Architecture

The Concert Hall Upholding Pierre Boulez’s Legacy

The late conductor and composer’s friend Frank Gehry was entrusted with the design.

On a quiet stretch of Französische Straße in central Berlin, so-named in a time when French Protestant refugees comprised a full fifth of the city’s population, a Frenchman of note has taken up a sort of conspicuous residence—this time, in the form of a concert hall bearing his name.

Its story began a few years ago, when Frank Gehry took a trip to the German resort town of Baden-Baden to meet with his longtime friend Pierre Boulez, the famed conductor and composer. There, he presented a model of the building that would, in many ways, symbolize his legacy, but whose completion he would not live to see (he died in early 2016). “After we gave it to him, he sat in front of the model and just stared into it for hours,” Gehry said in a recent video interview, produced for the hall. On March 4, the Pierre Boulez Saal held its inaugural concert in honor of the late classical music icon, opening with his 1987 composition “Initiale.”

Though modest in size at 682 seats, the Pierre Boulez Saal is among the most ambitious spaces of its kind in both concept and mission. A collaboration between Gehry Partners and renowned Japanese acoustician Yasuhisa Toyota, the hall places the performers in the center of a two-tiered, wraparound seating scheme that can be modified as per the specific needs of a given performance. This flexibility of form is meant to accommodate a range of genres, from chamber music to jazz-fusion to midsize orchestras.
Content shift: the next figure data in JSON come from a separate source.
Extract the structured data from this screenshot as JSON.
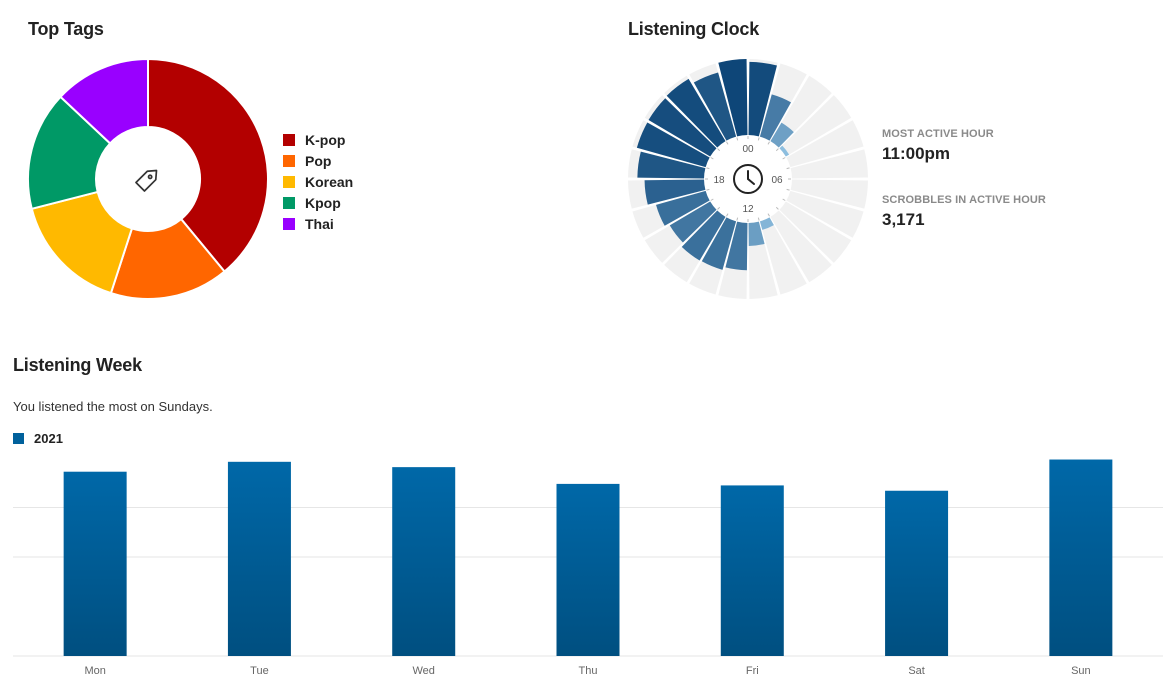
{
  "top_tags": {
    "title": "Top Tags",
    "center_icon": "tag-icon"
  },
  "listening_clock": {
    "title": "Listening Clock",
    "center_icon": "clock-icon",
    "dial_labels": [
      "00",
      "06",
      "12",
      "18"
    ],
    "most_active_hour_label": "MOST ACTIVE HOUR",
    "most_active_hour_value": "11:00pm",
    "scrobbles_label": "SCROBBLES IN ACTIVE HOUR",
    "scrobbles_value": "3,171"
  },
  "listening_week": {
    "title": "Listening Week",
    "subtitle": "You listened the most on Sundays."
  },
  "chart_data": [
    {
      "type": "pie",
      "title": "Top Tags",
      "categories": [
        "K-pop",
        "Pop",
        "Korean",
        "Kpop",
        "Thai"
      ],
      "values": [
        39,
        16,
        16,
        16,
        13
      ],
      "colors": [
        "#b30000",
        "#ff6600",
        "#ffb900",
        "#009966",
        "#9900ff"
      ],
      "legend": "right"
    },
    {
      "type": "bar",
      "title": "Listening Clock",
      "polar": true,
      "categories": [
        "00",
        "01",
        "02",
        "03",
        "04",
        "05",
        "06",
        "07",
        "08",
        "09",
        "10",
        "11",
        "12",
        "13",
        "14",
        "15",
        "16",
        "17",
        "18",
        "19",
        "20",
        "21",
        "22",
        "23"
      ],
      "values": [
        3050,
        1830,
        900,
        160,
        0,
        0,
        0,
        0,
        0,
        0,
        370,
        960,
        1970,
        2100,
        2120,
        1960,
        2150,
        2480,
        2780,
        2980,
        2990,
        3020,
        2780,
        3171
      ],
      "ylim": [
        0,
        3171
      ]
    },
    {
      "type": "bar",
      "title": "Listening Week",
      "categories": [
        "Mon",
        "Tue",
        "Wed",
        "Thu",
        "Fri",
        "Sat",
        "Sun"
      ],
      "series": [
        {
          "name": "2021",
          "values": [
            24.2,
            25.5,
            24.8,
            22.6,
            22.4,
            21.7,
            25.8
          ]
        }
      ],
      "color": "#00619c",
      "ylim": [
        0,
        26
      ],
      "grid": true,
      "legend": "top-left"
    }
  ]
}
That push for diversity isn’t just a gesture; two of the principle institutions behind the new concert hall are the Said-Barenboim Akademie, a school for young musicians from across the Middle East, and its spiritual progenitor, the West-East Divan Orchestra, founded in 1999 by academic Edward Said and conductor Daniel Barenboim to unite young Arab and Israeli musicians. Such humanistic underpinnings are what inspired both Gehry and Toyota to donate the time and effort they put into the endeavor over the five years it took to complete. For Gehry, Said and Barenboim’s project of reconciliation through music became a symbol of “something I believe in very deeply, and that is that people of different languages, different cultures, different politics, can ultimately speak to each other through the arts.” With the opening of the Pierre Boulez Saal, it seems they now have an excellent venue to start that conversation.